Oui, le prosélytisme est le fond de ce livre, et en écrivant ce mot-là qui paraît bien gros en parlant d’une chose si finement touchée, nous avons dit le secret de celle qui l’a écrit. Cette femme n’écrit point pour écrire. Elle n’écrit pas pour l’honneur que cela rapporte aux femmes ; — à ses yeux, peut-être comme aux nôtres, un assez triste honneur ! Elle écrit pour entraîner les âmes du côté où elle croit la vérité. Pour nous, la vérité n’est certainement pas du même côté que pour elle ; mais les protestants ont encore de beaux fragments de ce que, hélas ! ils ont brisé ; et quand tout croule, pulvérisé par le rationalisme, une plume qui croit à la divinité de Jésus-Christ et qui la proclame, peut faire du bien à beaucoup d’âmes, et nous, catholiques, nous devons y applaudir et même y aider.
D’ailleurs, nous l’avons déjà dit, la femme des Horizons prochains est une âme catholique qui s’ignore. Elle n’a rien, du moins dans ce livre d’aujourd’hui, ingénu et fin, — ingénu de ton, mais fin de visée, — elle n’a rien de la raideur et de la sécheresse proverbiales qu’on attribue aux protestants. De nature, elle ne l’est point, si elle l’est de secte. Talent très-féminin, qui touche et qui sait plaisanter, et qui doit cacher une charmante femme, supérieure de sa personne à son talent, quand il y a tant de gens qui de leurs personnes sont plus petits, elle a l’enjouement, comme elle a les larmes, comme elle a le feu, — le feu sacré, l’étincelle pour l’encensoir. Assurément elle a dans l’esprit trop de grâce (c’en est une, en attendant l’autre) pour être jamais puritaine.
Lord Byron ne se serait pas moqué de sa sainteté, à celle-là, et qui sait ? peut-être aurait-elle ramené à Dieu le grand poëte. Lorsque dans ce livre, qui ne dogmatise pas, qui ne prêche pas, qui ne professe pas, elle fait, par hasard ou par habitude, un petit mouvement protestant, elle le rend si joli, par ce qu’elle y met, qu’on le lui pardonne. Ainsi, dans sa nouvelle intitulée l’Hégélien, la protestante s’échappe dans l’exhibition de la Bible qu’elle donne à ce beau capitaine, — rouge d’idées comme de barbe, — qui n’a plus que la religion de M. Hegel et qui se prépare à devenir un Robespierre, mais voyez ce qu’elle y ajoute !
« Je me risquai, dit-elle avec un petit roucoulement d’ironie qui lui sied, à faire une chose que le monde élégant trouve essentiellement ridicule, puritaine même, c’est tout dire ! Je pris mon livre des Évangiles et je le lui donnai. » Certes, le geste est protestant, mais la manière dont elle raconte qu’elle le fit, l’est-elle ? N’est-ce pas spirituel et de la meilleure plaisanterie ? Jamais, n’est-il pas vrai ? on ne croirait que la femme qui se moque ainsi du monde élégant avec une légèreté, pour le moins égale à la sienne, soit cependant de la même religion que miss Edgeworth ou Mme Necker ?…
V
Oui, elle en est.
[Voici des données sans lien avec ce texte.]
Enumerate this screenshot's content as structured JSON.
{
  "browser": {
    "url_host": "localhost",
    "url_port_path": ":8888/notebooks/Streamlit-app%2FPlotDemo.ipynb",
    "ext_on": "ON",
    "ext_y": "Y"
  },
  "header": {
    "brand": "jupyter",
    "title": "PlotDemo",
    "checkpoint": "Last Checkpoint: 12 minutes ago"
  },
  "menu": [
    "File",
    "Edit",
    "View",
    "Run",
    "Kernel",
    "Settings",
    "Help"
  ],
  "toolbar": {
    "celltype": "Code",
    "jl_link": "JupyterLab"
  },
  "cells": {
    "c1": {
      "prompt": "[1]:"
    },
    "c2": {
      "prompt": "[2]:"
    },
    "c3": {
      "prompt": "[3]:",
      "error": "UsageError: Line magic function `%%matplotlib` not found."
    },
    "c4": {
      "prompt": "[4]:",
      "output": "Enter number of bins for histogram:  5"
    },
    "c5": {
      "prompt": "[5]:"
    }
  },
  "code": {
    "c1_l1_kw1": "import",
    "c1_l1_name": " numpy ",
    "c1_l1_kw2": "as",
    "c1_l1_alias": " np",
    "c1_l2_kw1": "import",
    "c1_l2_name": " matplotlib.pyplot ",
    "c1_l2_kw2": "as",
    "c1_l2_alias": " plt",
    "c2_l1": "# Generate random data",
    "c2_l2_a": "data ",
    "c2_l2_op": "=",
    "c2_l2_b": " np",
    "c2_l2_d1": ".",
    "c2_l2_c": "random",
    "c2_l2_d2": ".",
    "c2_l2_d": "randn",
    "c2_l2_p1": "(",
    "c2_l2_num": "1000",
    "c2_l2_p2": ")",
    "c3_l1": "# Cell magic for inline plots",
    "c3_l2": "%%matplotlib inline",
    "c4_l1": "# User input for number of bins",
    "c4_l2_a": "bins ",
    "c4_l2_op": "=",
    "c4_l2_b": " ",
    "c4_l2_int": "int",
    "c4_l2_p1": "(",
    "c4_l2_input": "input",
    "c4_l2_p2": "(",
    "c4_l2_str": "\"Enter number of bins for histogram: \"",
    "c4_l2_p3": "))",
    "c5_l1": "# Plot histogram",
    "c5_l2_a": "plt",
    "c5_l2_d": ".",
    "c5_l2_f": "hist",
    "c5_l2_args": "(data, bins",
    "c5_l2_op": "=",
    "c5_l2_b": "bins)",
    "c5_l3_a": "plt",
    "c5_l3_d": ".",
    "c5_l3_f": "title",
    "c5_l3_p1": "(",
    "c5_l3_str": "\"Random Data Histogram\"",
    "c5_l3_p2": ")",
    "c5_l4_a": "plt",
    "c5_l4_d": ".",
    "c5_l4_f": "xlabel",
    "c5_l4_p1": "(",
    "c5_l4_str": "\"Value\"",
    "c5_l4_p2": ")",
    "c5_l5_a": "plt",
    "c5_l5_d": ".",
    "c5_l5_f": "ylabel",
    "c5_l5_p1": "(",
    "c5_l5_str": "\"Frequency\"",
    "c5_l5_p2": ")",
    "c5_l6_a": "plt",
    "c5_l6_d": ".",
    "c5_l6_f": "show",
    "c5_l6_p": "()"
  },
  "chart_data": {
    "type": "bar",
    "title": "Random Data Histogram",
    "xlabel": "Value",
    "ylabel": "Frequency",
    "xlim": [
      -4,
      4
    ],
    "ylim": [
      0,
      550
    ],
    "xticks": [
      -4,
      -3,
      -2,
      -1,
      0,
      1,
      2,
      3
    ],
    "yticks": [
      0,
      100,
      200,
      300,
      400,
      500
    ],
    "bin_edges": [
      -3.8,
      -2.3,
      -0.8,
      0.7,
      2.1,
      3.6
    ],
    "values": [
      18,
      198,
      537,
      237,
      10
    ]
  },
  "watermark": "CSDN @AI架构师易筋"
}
Mais en sera-t-elle toujours ? et sa nature donnée peut-elle rester protestante ? Ardente à Dieu, presque mystique, la femme des Horizons prochains n’en est pas moins de cet esprit aérien, mouvementé, épanoui, que le monde adore et qu’il appelle l’esprit du diable, — qu’il a tort de nommer ainsi, mais qu’il a raison d’adorer. Facultés contrastantes, électriques, multiformes, elle est vive comme Mme de Staël, mais non triste, car les êtres faits pour la lumière sont très-gais, telle nous la voyons aujourd’hui dans ses Horizons prochains et à travers son anonyme. En parlant du livre qu’elle nous tend du fond de son voile, ce que nous aurions désiré, c’eût été de donner une idée, à peu près juste, de cette aimable femme qui quête aux cœurs au nom de sa foi ; de cette sirène religieuse pour le compte de Dieu !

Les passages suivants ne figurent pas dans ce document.